Ген отвечает за синтез белка гентингтина, который вырабатывается в мозге, при этом более интенсивно - в нейронах коры и мозжечка. Белок находится как в цитоплазме, так и в ядре нервных клеток. Гентингтин цитоплазмы может участвовать в транспорте везикул и в поддержании цитоскелета. В ядрах нейронов гентингтин возможно участвует на определенных стадиях дифференцировки клеточного цикла. На основании экспериментальных данных установлено, что при протеолизе гентингтина образуются куски, содержащие полиглютамины, которые владеют токсичностью для клеток мозга. В норме их количество маленькое и они стремительно утилизируются с ролью системы специфичных ферментов. При заболевания Гентингтона наличие дополнительных ЦАГ повторов приводит к повышению количества полиглютаминовых остатков в молекуле белка (т.н. амплифицированный полиглютаминовый тракт). Скорость денатурации дефектного белка существенно превосходит таковую обычного, что приводит к скоплению остатков гентингтина в нейронах. Подразумевается принципиальная роль токсического воздействия на клеточку товаров перекисного окисления, излишка глутамата, иных расстройств нейротрансмиттерных систем мозга. Считается, что определенную роль в развитии и резвом прогрессировании нейродегенерации играет окислительный стресс с скоплением товаров перекисного окислении липидов. Более уязвимыми являются клеточки полосатого тела, получающие импульсацию от коры огромных полушарий

Патоморфология.

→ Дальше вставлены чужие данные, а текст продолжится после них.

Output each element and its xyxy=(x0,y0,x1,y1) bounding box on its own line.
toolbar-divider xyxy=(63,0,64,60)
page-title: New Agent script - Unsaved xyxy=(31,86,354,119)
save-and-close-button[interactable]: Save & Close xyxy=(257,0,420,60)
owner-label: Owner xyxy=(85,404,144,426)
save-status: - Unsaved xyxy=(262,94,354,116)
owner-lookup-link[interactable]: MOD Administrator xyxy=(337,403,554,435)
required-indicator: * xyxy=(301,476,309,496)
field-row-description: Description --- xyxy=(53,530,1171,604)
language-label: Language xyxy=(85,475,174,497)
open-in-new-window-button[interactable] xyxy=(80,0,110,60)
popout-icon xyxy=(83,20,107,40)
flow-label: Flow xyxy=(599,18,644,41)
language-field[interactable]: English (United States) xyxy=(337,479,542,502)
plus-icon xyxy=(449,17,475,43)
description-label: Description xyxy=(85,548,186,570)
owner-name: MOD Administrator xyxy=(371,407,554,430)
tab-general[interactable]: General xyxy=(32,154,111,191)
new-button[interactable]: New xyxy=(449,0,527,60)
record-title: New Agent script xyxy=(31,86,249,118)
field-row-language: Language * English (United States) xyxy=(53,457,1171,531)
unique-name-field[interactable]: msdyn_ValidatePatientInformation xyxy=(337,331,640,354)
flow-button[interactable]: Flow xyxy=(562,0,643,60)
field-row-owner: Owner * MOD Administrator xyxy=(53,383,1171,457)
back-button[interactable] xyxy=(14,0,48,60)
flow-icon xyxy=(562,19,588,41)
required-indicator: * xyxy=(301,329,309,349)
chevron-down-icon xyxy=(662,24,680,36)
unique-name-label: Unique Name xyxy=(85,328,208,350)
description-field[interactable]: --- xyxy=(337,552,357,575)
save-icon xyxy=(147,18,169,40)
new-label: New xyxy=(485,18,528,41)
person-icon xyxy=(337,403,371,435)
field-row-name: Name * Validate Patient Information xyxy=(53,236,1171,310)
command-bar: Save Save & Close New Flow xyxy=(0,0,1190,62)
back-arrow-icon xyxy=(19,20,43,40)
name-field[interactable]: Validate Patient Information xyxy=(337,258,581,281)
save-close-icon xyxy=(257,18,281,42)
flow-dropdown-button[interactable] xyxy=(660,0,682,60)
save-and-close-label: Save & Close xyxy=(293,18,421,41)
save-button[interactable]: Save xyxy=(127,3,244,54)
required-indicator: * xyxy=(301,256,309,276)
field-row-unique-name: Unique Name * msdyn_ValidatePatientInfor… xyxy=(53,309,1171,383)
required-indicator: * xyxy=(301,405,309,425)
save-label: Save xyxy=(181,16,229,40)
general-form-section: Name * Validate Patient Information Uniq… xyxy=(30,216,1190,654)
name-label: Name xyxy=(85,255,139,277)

Патологические конфигурации ткани мозга носят диффузный нрав, хотя в основном мучаются подкорковые ядра. Выраженные дегенеративные конфигурации, сначала, с поражением маленьких и больших клеток и уменьшением их количества, выявляются в скорлупе и хвостатом ядре. Не считая этого, конфигурации отмечаются также и в коре огромных полушарий. Вместе с дегенеративным поражением нейронов наблюдается разрастание глиальных частей. Макроскопически свойственна атрофия мозгового вещества с расширением желудочков мозга, цистернальных пространств, корковых борозд.

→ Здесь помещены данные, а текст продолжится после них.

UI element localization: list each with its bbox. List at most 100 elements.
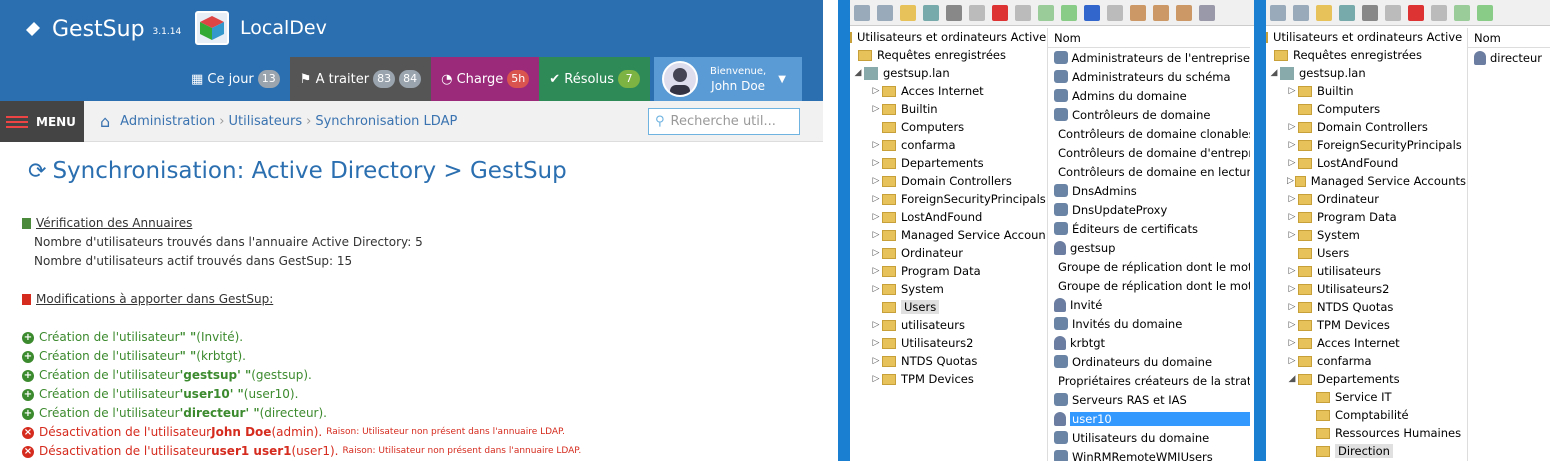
expand-arrow-icon[interactable]: ▷ [1286,122,1298,132]
expand-arrow-icon[interactable]: ▷ [1286,194,1298,204]
brand[interactable]: GestSup 3.1.14 [22,14,181,44]
tree-item-domain[interactable]: ◢ gestsup.lan [850,64,1046,82]
tree-item[interactable]: ▷ Managed Service Accoun [850,226,1046,244]
folder-up-icon[interactable] [900,4,916,21]
list-item[interactable]: Groupe de réplication dont le mot [1048,276,1250,295]
tree-item[interactable]: Ressources Humaines [1266,424,1466,442]
tree-item[interactable]: ▷ ForeignSecurityPrincipals [1266,136,1466,154]
expand-arrow-icon[interactable]: ▷ [870,176,882,186]
crumb-administration[interactable]: Administration [120,114,215,129]
tree-item[interactable]: ▷ Managed Service Accounts [1266,172,1466,190]
expand-arrow-icon[interactable]: ▷ [1286,266,1298,276]
list-item[interactable]: Propriétaires créateurs de la straté [1048,371,1250,390]
tree-item[interactable]: ▷ Builtin [1266,82,1466,100]
list-item[interactable]: gestsup [1048,238,1250,257]
tree-item[interactable]: ▷ ForeignSecurityPrincipals [850,190,1046,208]
new-group-icon[interactable] [1153,4,1169,21]
list-item[interactable]: Contrôleurs de domaine d'entrepr [1048,143,1250,162]
list-item[interactable]: Utilisateurs du domaine [1048,428,1250,447]
list-item[interactable]: directeur [1468,48,1550,67]
tab-resolus[interactable]: ✔ Résolus 7 [539,57,651,101]
delete-icon[interactable] [992,4,1008,21]
list-item[interactable]: Administrateurs du schéma [1048,67,1250,86]
list-item[interactable]: WinRMRemoteWMIUsers_ [1048,447,1250,461]
tree-item-saved-queries[interactable]: Requêtes enregistrées [1266,46,1466,64]
expand-arrow-icon[interactable]: ▷ [870,140,882,150]
properties-icon[interactable] [1015,4,1031,21]
tree-item[interactable]: Direction [1266,442,1466,460]
list-item[interactable]: Contrôleurs de domaine clonables [1048,124,1250,143]
cut-icon[interactable] [946,4,962,21]
tree-item[interactable]: ▷ Departements [850,154,1046,172]
crumb-sync-ldap[interactable]: Synchronisation LDAP [315,114,457,129]
tree-item[interactable]: ▷ System [1266,226,1466,244]
expand-arrow-icon[interactable]: ◢ [852,68,864,78]
tab-charge[interactable]: ◔ Charge 5h [431,57,540,101]
help-icon[interactable] [1084,4,1100,21]
cut-icon[interactable] [1362,4,1378,21]
list-item[interactable]: Contrôleurs de domaine [1048,105,1250,124]
tree-item[interactable]: ▷ TPM Devices [1266,316,1466,334]
expand-arrow-icon[interactable]: ▷ [1286,140,1298,150]
list-item[interactable]: user10 [1048,409,1250,428]
list-item[interactable]: krbtgt [1048,333,1250,352]
new-ou-icon[interactable] [1176,4,1192,21]
column-header-name[interactable]: Nom [1048,28,1250,48]
list-item[interactable]: Invités du domaine [1048,314,1250,333]
tree-item[interactable]: Computers [850,118,1046,136]
tree-item[interactable]: Computers [1266,100,1466,118]
tree-item[interactable]: ▷ NTDS Quotas [1266,298,1466,316]
expand-arrow-icon[interactable]: ▷ [1286,158,1298,168]
menu-toggle-button[interactable]: MENU [0,101,84,142]
collapse-arrow-icon[interactable]: ◢ [1286,374,1298,384]
back-icon[interactable] [1270,4,1286,21]
expand-arrow-icon[interactable]: ▷ [870,266,882,276]
user-menu[interactable]: Bienvenue, John Doe ▼ [654,57,802,101]
crumb-utilisateurs[interactable]: Utilisateurs [229,114,303,129]
expand-arrow-icon[interactable]: ▷ [1286,284,1298,294]
tree-item[interactable]: Users [1266,244,1466,262]
list-item[interactable]: Éditeurs de certificats [1048,219,1250,238]
refresh-icon[interactable] [1454,4,1470,21]
expand-arrow-icon[interactable]: ▷ [1286,212,1298,222]
tab-ce-jour[interactable]: ▦ Ce jour 13 [181,57,290,101]
list-item[interactable]: Admins du domaine [1048,86,1250,105]
list-item[interactable]: Invité [1048,295,1250,314]
export-icon[interactable] [1477,4,1493,21]
expand-arrow-icon[interactable]: ▷ [1286,86,1298,96]
export-icon[interactable] [1061,4,1077,21]
tree-item[interactable]: ▷ confarma [850,136,1046,154]
expand-arrow-icon[interactable]: ▷ [870,194,882,204]
expand-arrow-icon[interactable]: ▷ [870,320,882,330]
expand-arrow-icon[interactable]: ▷ [870,248,882,258]
list-item[interactable]: Administrateurs de l'entreprise [1048,48,1250,67]
tree-item-saved-queries[interactable]: Requêtes enregistrées [850,46,1046,64]
expand-arrow-icon[interactable]: ▷ [870,86,882,96]
tree-item[interactable]: ▷ NTDS Quotas [850,352,1046,370]
folder-up-icon[interactable] [1316,4,1332,21]
refresh-icon[interactable] [1038,4,1054,21]
tree-item[interactable]: ▷ Utilisateurs2 [850,334,1046,352]
expand-arrow-icon[interactable]: ◢ [1268,68,1280,78]
list-item[interactable]: Contrôleurs de domaine en lectur [1048,162,1250,181]
tree-item[interactable]: ▷ utilisateurs [1266,262,1466,280]
expand-arrow-icon[interactable]: ▷ [870,374,882,384]
tree-item[interactable]: ▷ Program Data [1266,208,1466,226]
expand-arrow-icon[interactable]: ▷ [870,158,882,168]
tree-item[interactable]: ▷ Acces Internet [1266,334,1466,352]
tree-item[interactable]: ▷ Program Data [850,262,1046,280]
tree-root[interactable]: Utilisateurs et ordinateurs Active [850,28,1046,46]
forward-icon[interactable] [1293,4,1309,21]
tree-item-domain[interactable]: ◢ gestsup.lan [1266,64,1466,82]
copy-icon[interactable] [1385,4,1401,21]
expand-arrow-icon[interactable]: ▷ [870,230,882,240]
tree-item[interactable]: ▷ Domain Controllers [850,172,1046,190]
list-item[interactable]: Ordinateurs du domaine [1048,352,1250,371]
view-icon[interactable] [1107,4,1123,21]
forward-icon[interactable] [877,4,893,21]
tree-item[interactable]: ▷ Builtin [850,100,1046,118]
tree-root[interactable]: Utilisateurs et ordinateurs Active Dir [1266,28,1466,46]
properties-icon[interactable] [1431,4,1447,21]
expand-arrow-icon[interactable]: ▷ [870,212,882,222]
new-user-icon[interactable] [1130,4,1146,21]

Клинические проявления. Более соответствующими проявлениями являются хореический гиперкинез и прогрессирующая деменция. Традиционная гиперкинетическая форма практически у всех пациентов дебютирует в возрасте 30 лет и старше. За длительное время до возникновения развернутой медицинской картины равномерно развивается неусидчивость, завышенная активность пациентов, движения становятся размашистыми, часто – нескоординированными, становится лишне оживленной жестикуляция.


Загрузка...

Хореический гиперкинез характеризуется резвыми, неритмичными, хаотичными движениями в разных мышечных группах с вовлечением мускулатуры конечностей, лица, диафрагмы, тела. Обращают на себя внимание гримасничанье нездоровых, нескоординированные, размашистые движения в руках, неустойчивость, пошатывание при ходьбе. Выполнение случайных движений затруднено вследствие гиперкинезов и сопровождается рядом ненадобных движений. Так, при ходьбе нездоровой может раскачиваться из стороны в сторону, приседать, приплясывать. Гиперкинезы могут провоцироваться выполнением целенаправленных действий (кинезиогенные гиперкинезы), чувственным напряжением, волнением. При разговоре возникают либо усиливаются лишниие движения губ, языка, других мускул, что проявляется причмокиванием, облизываньем губ языком, покашливанием, шмыганьем носом. Отличительной особенностью заболевания Гентингтона будет то, что в протяжении некого времени, в особенности сначала заболевания, пациент способен сознательно подавлять гиперкинезы. Соответствующим является отсутствие гиперкинезов глазодвигательной мускулатуры.

По мере прогрессирования заболевания в патологические движения вовлекаются все более необъятные мышечные группы. Гиперкинезы приоретают огромную амплитуду, в наименьшей степени поддаются произвольному контролю. Кроме хореического гиперкинеза появляются атетоидные движения в пальцах кистей рук, мышечная дистония в конечностях и туловище. Вследствие вовлечения в процесс аксиальной мускулатуры (мускулы туловищы), резко затрудняется походка, появляется неустойчивость при ходьбе, стоянии. Поражение бульбарной мускулатуры может приводить к выраженной дизартрии и дисфагии. Томные расстройства глотания могут явиться предпосылкой появления аспирационной пневмонии.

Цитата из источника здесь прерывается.